Welcome to Monday, gentle readers. And oh what a Monday it is. The following are some random events from my day so far as I don’t seem to be able to put together a cohesive topic for today’s entry (thus my affinity for lists all the damn time).
1. First and foremost, I suggest, nay ....DEMAND, that you go visit my new pal at The Macek Collective. After that go, see Lola at Bitter With Baggage. My new friends are drunk and bitter which frankly makes them my kind of people.
2. So I go in to have a chat with my Boss this morning. And let me tell you a little bit about him – he’s a very nice guy. He’s also an extremely smart man – not in the “I can kick your ass at Jeopardy” way but in the “I don’t own a TV and spend my free time reading college textbooks” kind of way. Now, Boss Man has a great sense of humor but really isn’t Mr. Jokes at the workplace – he’s Mr. Work at the workplace as I suppose I would be if I was as smart as Boss Man. Boss Man also has a very nice office as befits a partner in a nice law firm; however, there is one small item that seems a tad out of place. It’s a small Opus doll (you know - the penguin from Bloom County comics?) that sits on his desk. Opus constantly looks at me from behind Boss Man as Boss Man talks to me. Opus mocks me, he sneers and with his little penguin eyes he says, “You’re a dumbass and Boss Man knows it.” I try to concentrate on what Boss Man is saying because I know at some point there will be a question but I can’t tear my eyes away from Opus and his all-knowing gaze. And then it happens, Boss Man asks me a question to which I verbally responded “yes” while at the same time physically shook my head “no”. Boss Man looked perplexed and agitated and asked me which it was - yes or no? Opus throws back his head and roars with laughter. Fucking penguin. I think I may need to up my medication.

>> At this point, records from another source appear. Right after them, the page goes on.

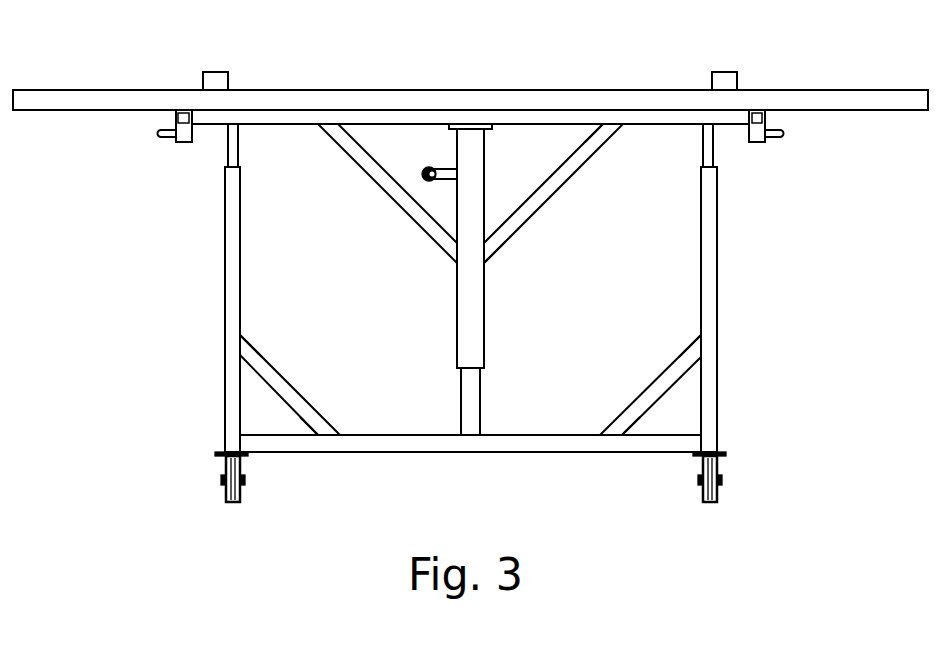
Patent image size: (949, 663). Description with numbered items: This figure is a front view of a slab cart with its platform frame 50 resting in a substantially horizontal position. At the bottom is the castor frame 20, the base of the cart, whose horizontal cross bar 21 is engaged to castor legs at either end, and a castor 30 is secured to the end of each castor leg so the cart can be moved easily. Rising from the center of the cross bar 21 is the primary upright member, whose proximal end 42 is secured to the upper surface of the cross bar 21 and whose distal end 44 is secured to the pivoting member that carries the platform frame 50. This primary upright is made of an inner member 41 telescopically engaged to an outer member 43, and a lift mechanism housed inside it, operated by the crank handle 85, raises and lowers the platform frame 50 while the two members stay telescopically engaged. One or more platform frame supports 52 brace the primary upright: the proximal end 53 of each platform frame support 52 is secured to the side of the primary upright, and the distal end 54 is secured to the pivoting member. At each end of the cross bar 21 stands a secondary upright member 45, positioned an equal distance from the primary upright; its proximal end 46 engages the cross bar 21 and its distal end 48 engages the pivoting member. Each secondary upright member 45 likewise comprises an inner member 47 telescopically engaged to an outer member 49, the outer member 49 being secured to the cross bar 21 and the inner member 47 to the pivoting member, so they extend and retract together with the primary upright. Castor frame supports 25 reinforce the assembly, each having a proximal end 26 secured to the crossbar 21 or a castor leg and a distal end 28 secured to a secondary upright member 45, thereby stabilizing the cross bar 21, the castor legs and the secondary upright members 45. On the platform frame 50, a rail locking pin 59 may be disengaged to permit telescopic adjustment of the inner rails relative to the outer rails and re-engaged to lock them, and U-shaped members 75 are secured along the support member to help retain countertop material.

The castor frame 20 is at (517, 443).
The cross bar 21 is at (413, 443).
The castor frame support 25 is at (287, 390).
The proximal end of castor frame support 26 is at (325, 423).
The distal end of castor frame support 28 is at (250, 352).
The castor 30 is at (227, 493).
The inner member 41 is at (470, 397).
The proximal end of primary upright member 42 is at (470, 417).
The outer member 43 is at (475, 168).
The distal end of primary upright member 44 is at (467, 151).
The secondary upright member 45 is at (228, 243).
The proximal end of secondary upright member 46 is at (233, 424).
The inner member 47 is at (229, 147).
The distal end of secondary upright member 48 is at (233, 132).
The outer member 49 is at (233, 370).
The platform frame 50 is at (470, 97).
The platform frame support 52 is at (550, 193).
The proximal end of platform frame support 53 is at (497, 253).
The distal end of platform frame support 54 is at (597, 145).
The rail locking pin 59 is at (780, 137).
The U-shaped member 75 is at (215, 78).
The crank handle 85 is at (424, 172).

3. I go and meet my cousin on my lunch hour. We are chatting it up with our friend the bartender….urrrr….waitress and said waitress informs me she’s pre-menopause. Now, she seems to be just around my age so I query, “Well, good and faithful barkeep….urrrr….waitress, how old are you?” She replies “39 but my gyno says that if I’m having night sweats that’s the early signs of menopause” at which I point I fall off my bar stool……urrrr….chair. I wake up most nights like I’ve been trekking through Amazon. So now, folks, the final nail in my coffin, 34, childless and pre-menopausal. Bitter? Noooooooo. (About this time, Kitty is screaming “NOOOOOOOOOOOOO!” as she reads this line as she is slightly more worried about these issues than I am)
4. I have a red spot in my eye. It is big and angry red. So since I’m not the over reactive type at all, I’ve decided it’s Ebola. I expect to start bleeding out of all of my orifices at any moment now. True, I feel fine but how does one really feel when one’s insides are liquefying? If I’m dying, I might as well call it a day and head back to …..urrrr… I mean “head for the first time today” to the bar.
See ya...I'm off to meet my inner Drunky McDrunk.